Türkiye’nin yapı stoğunun depreme dayanıklı olarak inşa edilmesini sağlamak için 2001 yılında yürürlüğe giren Yapı Denetim Kanunu sektörün yol almasını sağladı. Böylece binaların bir denetimden geçerek ruhsat alması sağlandı. Ancak sektöre belli standartlar getiren kanunla ilgili yıllar içinde eleştiriler de arttı. Bu eleştiriler denetlenen müteahhidin aynı zamanda iş veren konumunda olmasından kaynaklanıyordu. Çünkü böylesi durumda yapı denetim şirketi ya görevini tam yapamıyor ya da yaptığı zamanda bir daha piyasadan iş alma imkanı olmuyordu. 18 Mayıs’ta Resmi Gazete’de yayınlanan ve 1 Ocak 2019 tarihinde ise yürürlüğe girecek olan Yapı Denetim Yasasıyla şimdi sektördeki bu sorunların ortadan kaldırılması amaçlanıyor. Yeni kanunla birlikte inşaat firmalarının çalışacağı yapı denetim şirketlerini artık bakanlık elektronik ortamda sırayla atayacak. Yapı denetim şirketi gidip müşteri bulmak zorunda kalmayacak. Müteahhitle muhatap olmayacak, sadece işini yapacak... Buraya kadar her şey doğru. Ancak yasanın hazır iş sunması bu alandaki şirket sayısını bir anda patlattı diyebiliriz.
Konuyu sorduğum Yapı Denetim Kuruluşları Birliği Derneği Başkanı Tekin Saraçoğlu da yaşananlardan dertli. Tekin Saraçoğlu, “Mevcut uygulamada müteahhit gidip kendine bir yapı denetim şirketi buluyor. Onunla anlaşıyor, gelin beni denetleyin paranızı ben vereceğim diyor. Böyle durumlarda genelde belirlenen liste fiyatının yarısı verilir, bu yıllarca sektörde önemli sakıncalara neden oldu. Sistem yüzde 100 başarılı olmadı. Çünkü sonuçta insan iş verenini ne kadar denetleyebilir ki? İşi ve parayı ondan alıyorsun. Yapı denetim şirketi sorumlu olduğu binaya müdahale ettiği zamanda adamlar bir daha iş vermiyor.
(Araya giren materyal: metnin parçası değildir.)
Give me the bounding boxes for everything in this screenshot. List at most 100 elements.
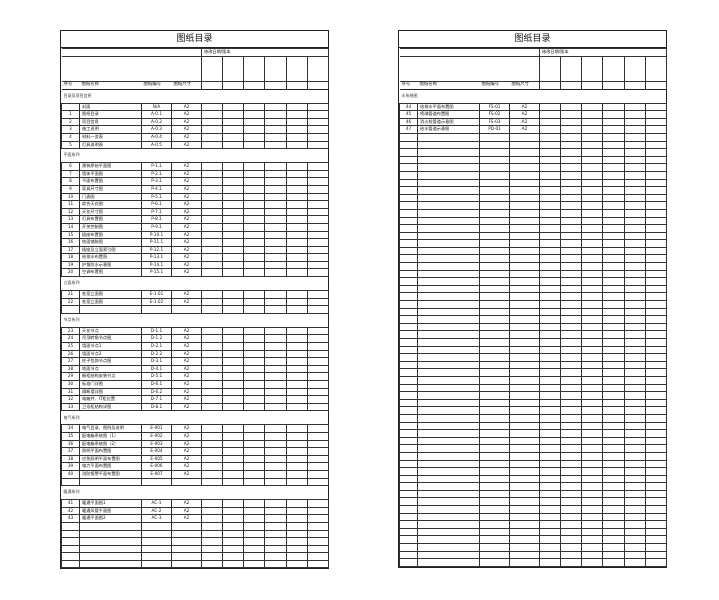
size-cell: A2 (171, 326, 202, 336)
revision-header: 修改日期/版本 (200, 48, 330, 57)
revision-cell (243, 245, 265, 255)
revision-cell (264, 439, 287, 449)
revision-cell (624, 117, 646, 127)
blank-cell (624, 413, 646, 423)
blank-row (399, 239, 668, 248)
blank-row (399, 406, 668, 415)
table-row: 16 地面铺装图 P-11.1 A2 (61, 238, 330, 247)
revision-cell (264, 514, 287, 523)
blank-row (399, 505, 668, 514)
blank-cell (624, 543, 646, 552)
blank-cell (479, 132, 510, 142)
blank-cell (417, 239, 480, 248)
blank-cell (560, 451, 582, 461)
blank-cell (560, 391, 582, 400)
revision-cell (201, 454, 223, 464)
code-cell: N/A (141, 102, 172, 112)
table-row: 43 暖通平面图2 AC-3 A2 (61, 514, 330, 523)
blank-cell (644, 246, 668, 256)
size-cell: A2 (171, 215, 202, 224)
blank-cell (560, 527, 582, 537)
blank-row (399, 345, 668, 355)
table-row: 45 喷淋管道布置图 FS-02 A2 (399, 110, 668, 119)
blank-cell (399, 505, 418, 514)
blank-cell (624, 436, 646, 446)
blank-cell (602, 436, 625, 446)
blank-cell (509, 459, 540, 469)
header-seq: 序号 (399, 80, 418, 90)
blank-cell (539, 474, 561, 484)
code-cell: D-1.2 (141, 334, 172, 344)
revision-cell (243, 169, 265, 179)
name-cell: 地面节点 (79, 364, 142, 374)
blank-cell (581, 322, 603, 332)
blank-cell (399, 375, 418, 385)
revision-cell (286, 192, 308, 202)
blank-cell (509, 512, 540, 522)
blank-cell (602, 322, 625, 332)
revision-cell (201, 200, 223, 209)
revision-cell (222, 215, 244, 224)
revision-cell (306, 140, 330, 150)
size-cell: A2 (171, 200, 202, 209)
table-row: 26 墙面节点2 D-2.2 A2 (61, 349, 330, 359)
revision-cell (222, 125, 244, 134)
blank-row (399, 246, 668, 256)
blank-cell (399, 224, 418, 233)
revision-cell (243, 447, 265, 456)
revision-cell (560, 125, 582, 134)
blank-cell (399, 383, 418, 393)
blank-cell (479, 474, 510, 484)
blank-row (399, 178, 668, 188)
revision-cell (243, 326, 265, 336)
blank-cell (581, 391, 603, 400)
seq-cell: 9 (61, 184, 80, 194)
blank-cell (399, 155, 418, 165)
revision-cell (201, 364, 223, 374)
code-cell: D-8.1 (141, 402, 172, 412)
revision-cell (264, 140, 287, 150)
blank-cell (624, 467, 646, 476)
blank-cell (417, 543, 480, 552)
blank-cell (479, 224, 510, 233)
blank-row (399, 163, 668, 172)
blank-cell (560, 178, 582, 188)
blank-cell (417, 224, 480, 233)
seq-cell: 16 (61, 238, 80, 247)
blank-cell (201, 537, 223, 546)
blank-cell (399, 535, 418, 545)
blank-cell (286, 477, 308, 487)
blank-cell (581, 269, 603, 279)
blank-cell (306, 559, 330, 569)
blank-row (399, 512, 668, 522)
blank-cell (624, 246, 646, 256)
size-cell: A2 (171, 192, 202, 202)
revision-cell (243, 253, 265, 262)
blank-cell (581, 231, 603, 241)
blank-cell (581, 262, 603, 271)
blank-row (399, 429, 668, 438)
blank-cell (479, 527, 510, 537)
blank-cell (644, 558, 668, 567)
blank-cell (602, 262, 625, 271)
name-cell: 空调布置图 (79, 268, 142, 278)
blank-cell (539, 330, 561, 339)
revision-cell (222, 140, 244, 150)
blank-cell (581, 132, 603, 142)
code-cell: P-4.1 (141, 184, 172, 194)
code-cell: P-3.1 (141, 177, 172, 186)
table-row: 30 标准门详图 D-6.1 A2 (61, 380, 330, 389)
revision-cell (201, 499, 223, 508)
seq-cell: 22 (61, 297, 80, 307)
blank-cell (399, 216, 418, 226)
code-cell: A-0.5 (141, 140, 172, 150)
blank-cell (624, 330, 646, 339)
blank-cell (624, 277, 646, 286)
code-cell: FS-02 (479, 110, 510, 119)
section-row: 立面系列 (61, 276, 329, 292)
code-cell: P-9.1 (141, 222, 172, 232)
blank-cell (581, 300, 603, 309)
revision-cell (560, 80, 582, 90)
blank-cell (624, 224, 646, 233)
revision-cell (264, 110, 287, 119)
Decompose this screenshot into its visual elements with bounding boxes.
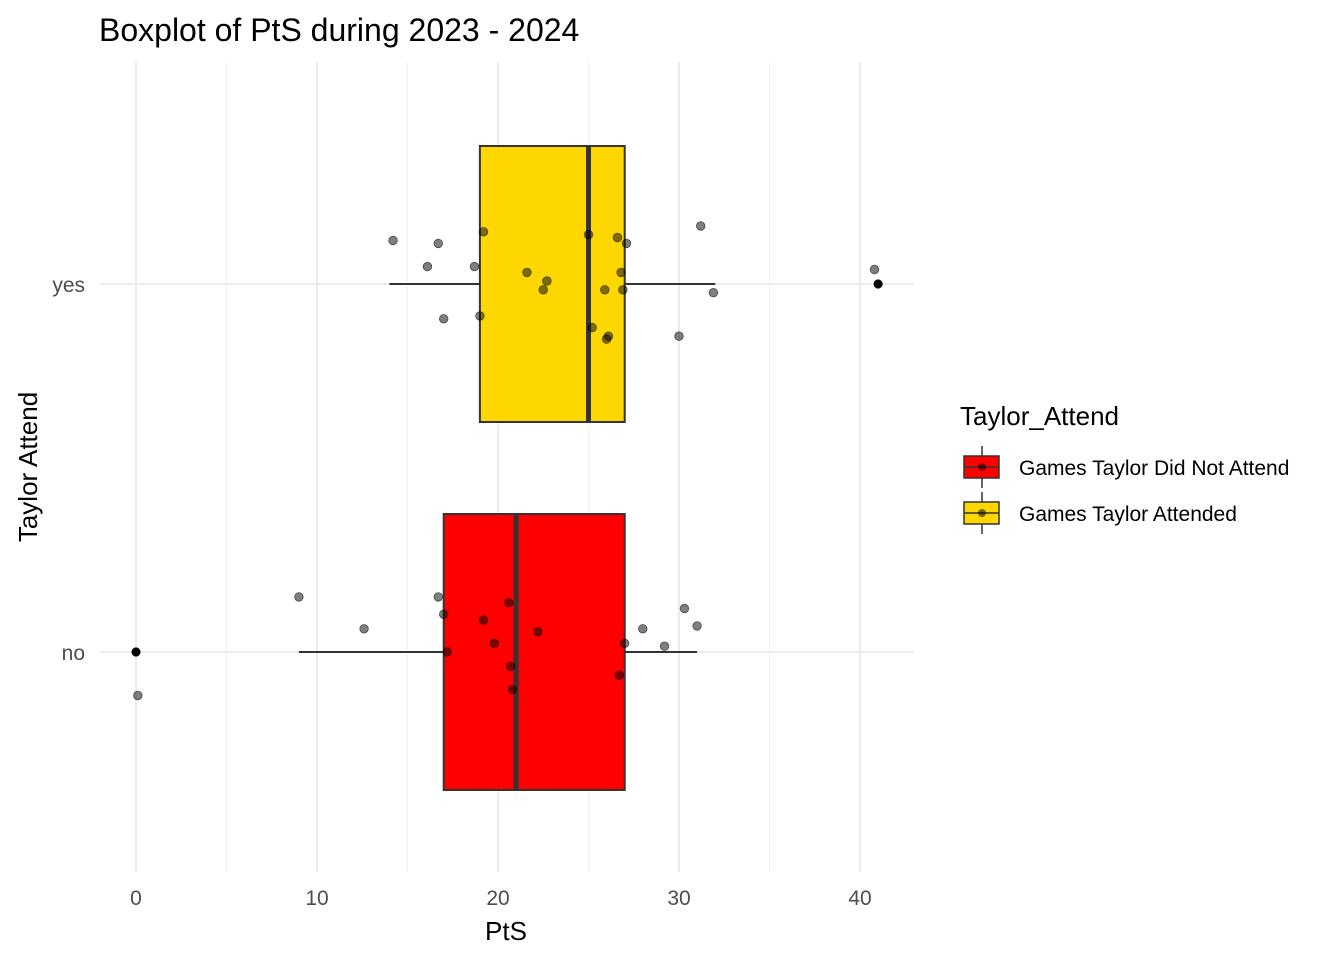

Ancak Çevre ve Şehircilik Bakanlığı’nın çabasıyla çıkan yasayla bu sorun ortadan kaldırıldı. Yılbaşında uygulamaya girecek yasayla artık denetim bağımsız olacak” dedi.
Firma sayısı 2 bini aştı
Saraçoğlu, “Böylelikle her ilde yeni çıkacak ruhsatlar elektronik ortamda bakanlık ya da il müdürlükleri vasıtasıyla sırayla seçip yapı denetimlere gönderecekler. Yapı denetim şirketlerinin tamamının 13 ay içinde eşit iş hacmini yakalaması öngörülüyor” bilgisini de paylaşıyor. Ancak yasayla birlikte firma sayısında yaşanan artışa dikkat çekiliyor. Türkiye genelinde yapı denetim alanında çalışan faal 1600 firma var iken yasanın elektronik ortamda iş vereceğinin duyurulmasıyla birlikte bu sayının 3-4 ay gibi kısa bir zamanda 2 binleri aştığını söylüyor. Yasanın bu modelini ‘iş garantisi var' diye fırsat bilenlerin bu sürede 400’den fazla şirket kurduğunu hala da bunun devam ettiğini vurgulayan Tekin Saraçoğlu, bu konuda bir kota getirilmesini bekliyor. Kota getirilmediği taktirde ise firmaların yaşamasının mümkün olmadığını anlatan Saraçoğlu, “Bir firmanın yıl bazında aldığı iş miktarı 100 bin metrekarenin altına düştüğü zaman firmalar yaşayamıyor. 2 bin firmayı kesinlikle geçmemesi lazım. Zaten bölge ihtiyaçlarına göre bu sayı rahatlıkla tespit edilebilir. Şayet bir kota konulur o kotaya göre dağıtım yapılırsa firmalar da yaşar ve bugüne göre çok başarılı bir sistem olur” dedi.
Kamu binaları da denetime girmeli
Bağımsız denetimle birlikte projenin çatısına, cephesine, yalıtımına ve kullanılan malzeme standartına bakma imkanı bulacaklarını, böylece daha sağlıklı binaların yapılmasının önünü açılacağını söyleyen Saraçoğlu’nun bir isteği de kamu binaları. Saraçoğlu, bugüne kadar yapı denetim kuruluşlarının denetimi dışında kalan kamu yapılarının kendi denetimlerine açılmasını bekliyor.